On Monday, Mariners spokeswoman Rebecca Hale said that the club is investigating but that the usher was responding to a complaint of two women “making out” and “groping” in the stands.
“We have a strict non-discrimination policy at the Seattle Mariners and at Safeco Field, and when we do enforce the code of conduct it is based on behavior, not on the identity of those involved,” Hale said.
The code of conduct announced before each game specifically mentions public displays of affection that are “not appropriate in a public, family setting.” Hale said those standards are based on what a “reasonable person” would find inappropriate.
Guerrero denied she and her date were groping each other, saying that along with eating garlic fries, they were giving each other brief kisses.
First of all, public displays of affection make some people uncomfortable and that’s why it was entirely appropriate for the Mariners not to allow that behavior at their games. If people don’t like that, they can pick out a better make-out spot than in the stands of a Mariner’s game — and honestly, just about everywhere is a better make-out spot than in the stands of a Mariners’ game.

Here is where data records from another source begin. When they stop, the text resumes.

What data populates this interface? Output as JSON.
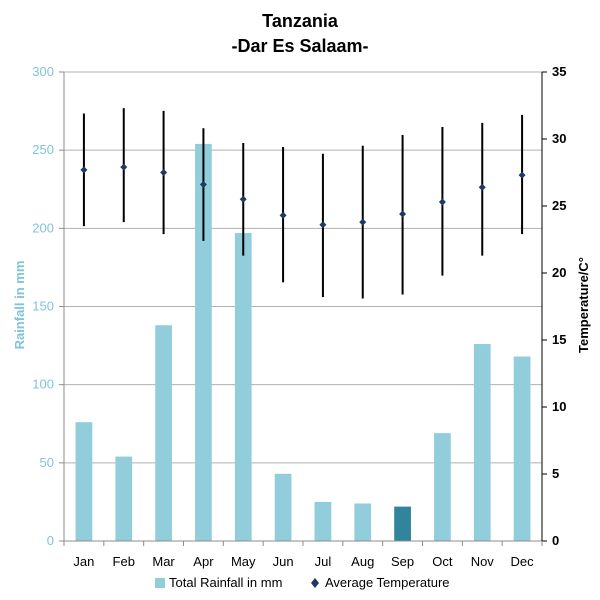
{
  "chart_data": {
    "type": "bar",
    "title": "Tanzania",
    "subtitle": "-Dar Es Salaam-",
    "categories": [
      "Jan",
      "Feb",
      "Mar",
      "Apr",
      "May",
      "Jun",
      "Jul",
      "Aug",
      "Sep",
      "Oct",
      "Nov",
      "Dec"
    ],
    "rainfall": {
      "name": "Total Rainfall in mm",
      "values": [
        76,
        54,
        138,
        254,
        197,
        43,
        25,
        24,
        22,
        69,
        126,
        118
      ],
      "color": "#92cddc",
      "highlight_color": "#31849b",
      "highlight_index": 8
    },
    "temperature": {
      "name": "Average Temperature",
      "avg": [
        27.7,
        27.9,
        27.5,
        26.6,
        25.5,
        24.3,
        23.6,
        23.8,
        24.4,
        25.3,
        26.4,
        27.3
      ],
      "min": [
        23.5,
        23.8,
        22.9,
        22.4,
        21.3,
        19.3,
        18.2,
        18.1,
        18.4,
        19.8,
        21.3,
        22.9
      ],
      "max": [
        31.9,
        32.3,
        32.1,
        30.8,
        29.7,
        29.4,
        28.9,
        29.5,
        30.3,
        30.9,
        31.2,
        31.8
      ],
      "color": "#1f3864"
    },
    "ylabel": "Rainfall in mm",
    "y2label": "Temperature/C°",
    "ylim": [
      0,
      300
    ],
    "y2lim": [
      0,
      35
    ],
    "yticks": [
      0,
      50,
      100,
      150,
      200,
      250,
      300
    ],
    "y2ticks": [
      0,
      5,
      10,
      15,
      20,
      25,
      30,
      35
    ],
    "grid": true,
    "legend_position": "bottom"
  }
}
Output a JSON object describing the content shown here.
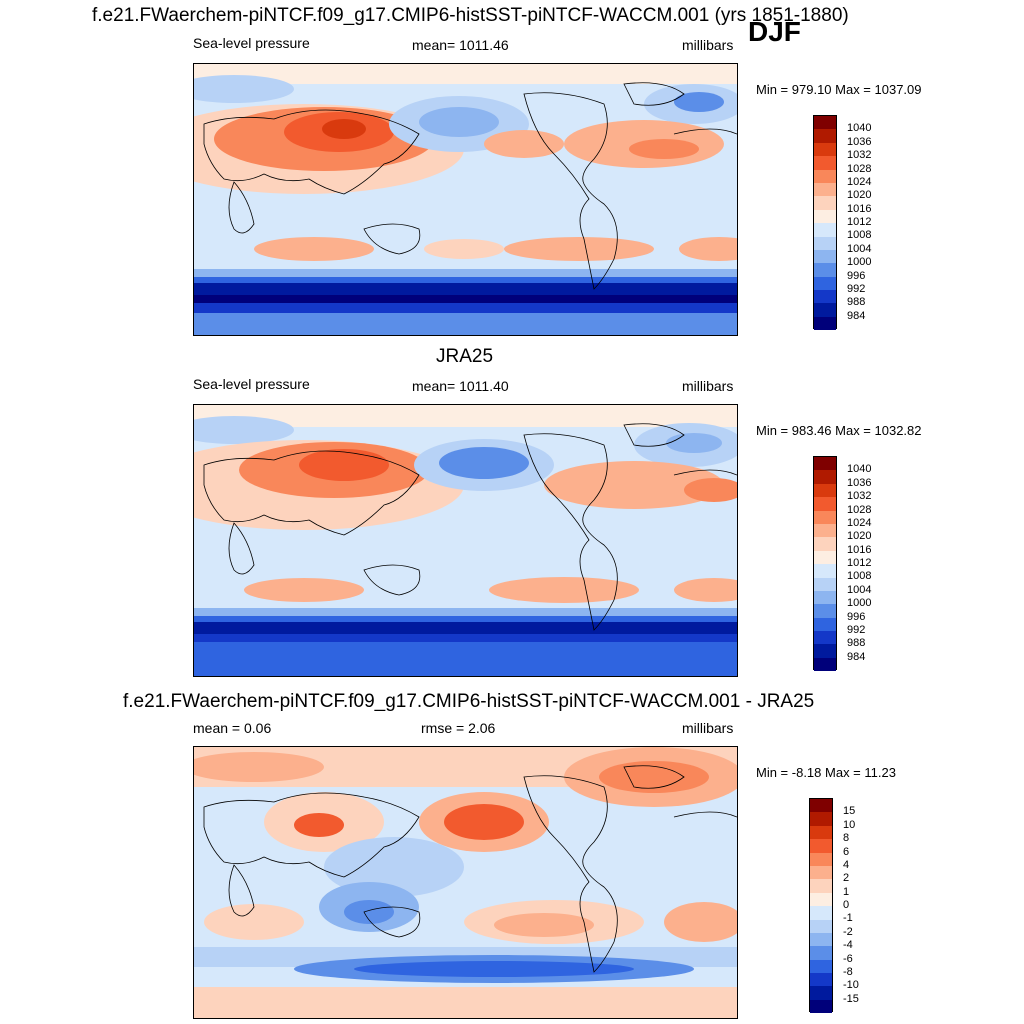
{
  "header": {
    "title": "f.e21.FWaerchem-piNTCF.f09_g17.CMIP6-histSST-piNTCF-WACCM.001 (yrs 1851-1880)",
    "season": "DJF"
  },
  "panels": [
    {
      "title": "",
      "left_label": "Sea-level pressure",
      "center_label": "mean= 1011.46",
      "right_label": "millibars",
      "minmax": "Min = 979.10 Max = 1037.09",
      "colorbar_labels": [
        "1040",
        "1036",
        "1032",
        "1028",
        "1024",
        "1020",
        "1016",
        "1012",
        "1008",
        "1004",
        "1000",
        "996",
        "992",
        "988",
        "984"
      ]
    },
    {
      "title": "JRA25",
      "left_label": "Sea-level pressure",
      "center_label": "mean= 1011.40",
      "right_label": "millibars",
      "minmax": "Min = 983.46 Max = 1032.82",
      "colorbar_labels": [
        "1040",
        "1036",
        "1032",
        "1028",
        "1024",
        "1020",
        "1016",
        "1012",
        "1008",
        "1004",
        "1000",
        "996",
        "992",
        "988",
        "984"
      ]
    },
    {
      "title": "f.e21.FWaerchem-piNTCF.f09_g17.CMIP6-histSST-piNTCF-WACCM.001 - JRA25",
      "left_label": "mean =   0.06",
      "center_label": "rmse =   2.06",
      "right_label": "millibars",
      "minmax": "Min =  -8.18 Max =  11.23",
      "colorbar_labels": [
        "15",
        "10",
        "8",
        "6",
        "4",
        "2",
        "1",
        "0",
        "-1",
        "-2",
        "-4",
        "-6",
        "-8",
        "-10",
        "-15"
      ]
    }
  ],
  "colors": {
    "abs_scale": [
      "#7f0000",
      "#b01a00",
      "#d93a0e",
      "#f25a2e",
      "#f9875a",
      "#fcb08d",
      "#fdd3bd",
      "#fdeee2",
      "#d6e8fb",
      "#b7d2f6",
      "#8db5f0",
      "#5b8ee8",
      "#2f64e0",
      "#1438c8",
      "#001a9e",
      "#00007a"
    ],
    "diff_scale": [
      "#7f0000",
      "#b01a00",
      "#d93a0e",
      "#f25a2e",
      "#f9875a",
      "#fcb08d",
      "#fdd3bd",
      "#fdeee2",
      "#d6e8fb",
      "#b7d2f6",
      "#8db5f0",
      "#5b8ee8",
      "#2f64e0",
      "#1438c8",
      "#001a9e",
      "#00007a"
    ]
  }
}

Now, the article complains that there were other people in the crowd making out who got away with it. That may be true, but so what? If you get a speeding ticket, is it invalidated because someone else got away with speeding on the same highway?
Of course, there’s a little he-said/she-said issue going on: The Mariners say the gay couple was making out and groping while the women say they were just giving each other a little kiss here and there — so what?
They were told the rules up front, they were arguably breaking the rules just by kissing, and it’s the Mariners ballpark.
If they don’t like that, then they should go spend their money elsewhere instead of trying to turn the whole thing into a “gay rights” issue.
PS: Given the exhibitionism, whininess, and urge to offend people that’s so common in the gay community today, the next home game will probably be a nightmare. For example, don’t be surprised if two gay guys start having sex in front of a group of 3rd graders at the next Mariners’ game because they believe it strikes some sort of blow for gay rights.